A strong cold front will approach the DC Area on Saturday afternoon. High temperatures may soar into the lower to middle 70s. At this time, a widespread severe weather outbreak isn’t looking likely with the best dynamics (wind shear) remaining across northern Maryland near the Pennsylvania border.
Latest GFS (image below courtesy WxBell) shows cold front approaching the spine of the Appalachians at 1PM Saturday:
The Cold front is forecast to pass through the DC region during the peak heating of the afternoon (image below 7pm Saturday):
High temperatures on Saturday may reach the lower to middle 70s:
Convective Available Potential Energy (CAPE), an ingredient forecasters look at when determining severe weather potential is relatively low (these numbers could increase as we get closer to Saturday and will need to be monitored in case the front slows down):
GFS Model (CAPE):
Euro Model (CAPE):
Latest North American Model shows what will likely be a squall line (line of heavy storms) moving across the Appalachians, eventually moving east across the National Capital Region:
At this time it appears that the best energy will stay just north of the Pennsylvania border, but of course our region may still end up being placed under “slight risk” of Severe Thunderstorms by the Storm Prediction Center, so will monitor closely.

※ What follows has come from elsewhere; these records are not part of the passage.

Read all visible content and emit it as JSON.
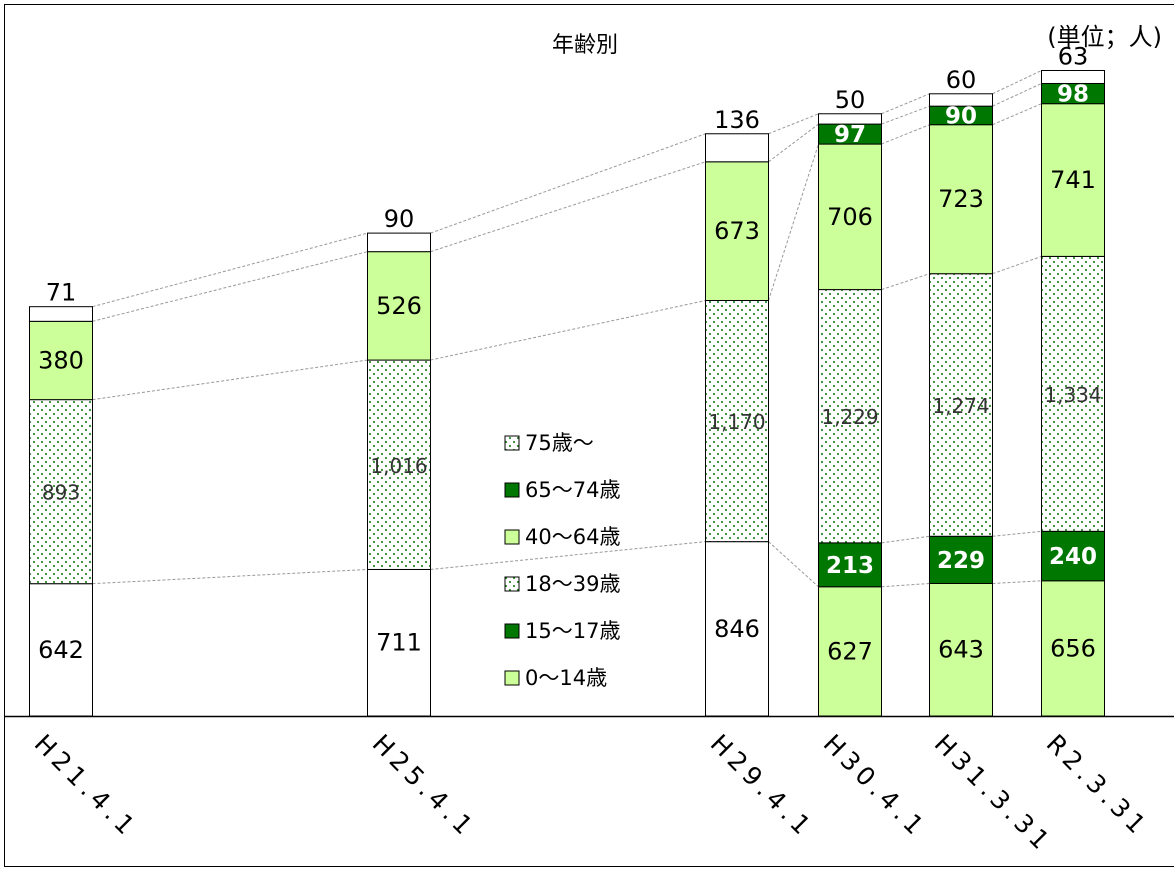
{
  "chart_data": {
    "type": "bar",
    "stacked": true,
    "title": "年齢別",
    "unit": "(単位；人)",
    "categories": [
      "H21.4.1",
      "H25.4.1",
      "H29.4.1",
      "H30.4.1",
      "H31.3.31",
      "R2.3.31"
    ],
    "legend": [
      "75歳～",
      "65～74歳",
      "40～64歳",
      "18～39歳",
      "15～17歳",
      "0～14歳"
    ],
    "legend_position": "inside-center",
    "series": [
      {
        "name": "0～14歳",
        "values": [
          null,
          null,
          null,
          627,
          643,
          656
        ],
        "labels": [
          "",
          "",
          "",
          "627",
          "643",
          "656"
        ]
      },
      {
        "name": "15～17歳",
        "values": [
          null,
          null,
          null,
          213,
          229,
          240
        ],
        "labels": [
          "",
          "",
          "",
          "213",
          "229",
          "240"
        ]
      },
      {
        "name": "18～39歳",
        "values": [
          642,
          711,
          846,
          1229,
          1274,
          1334
        ],
        "labels": [
          "642",
          "711",
          "846",
          "1,229",
          "1,274",
          "1,334"
        ]
      },
      {
        "name": "40～64歳",
        "values": [
          893,
          1016,
          1170,
          706,
          723,
          741
        ],
        "labels": [
          "893",
          "1,016",
          "1,170",
          "706",
          "723",
          "741"
        ]
      },
      {
        "name": "65～74歳",
        "values": [
          380,
          526,
          673,
          97,
          90,
          98
        ],
        "labels": [
          "380",
          "526",
          "673",
          "97",
          "90",
          "98"
        ]
      },
      {
        "name": "75歳～",
        "values": [
          71,
          90,
          136,
          50,
          60,
          63
        ],
        "labels": [
          "71",
          "90",
          "136",
          "50",
          "60",
          "63"
        ]
      }
    ],
    "colors": {
      "green_light": "#ccff99",
      "green_dark": "#007700",
      "dots": "#2e8b2e",
      "white": "#ffffff",
      "border": "#000000",
      "connector": "#999999"
    },
    "grid": false
  }
}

Any strong storms that do form will likely pose a main threat of gusty winds and small hail.
The latest Ensemble and Operational forecast models keep a weakening wave of low pressure well north of DC on the 27th of February (I was hoping it would provide some light snow across our area). Some light snow may streak eastward into Pennsylvania and southern New England with increasing cloudiness and a few showers possible here. Boo! I know, it’s depressing.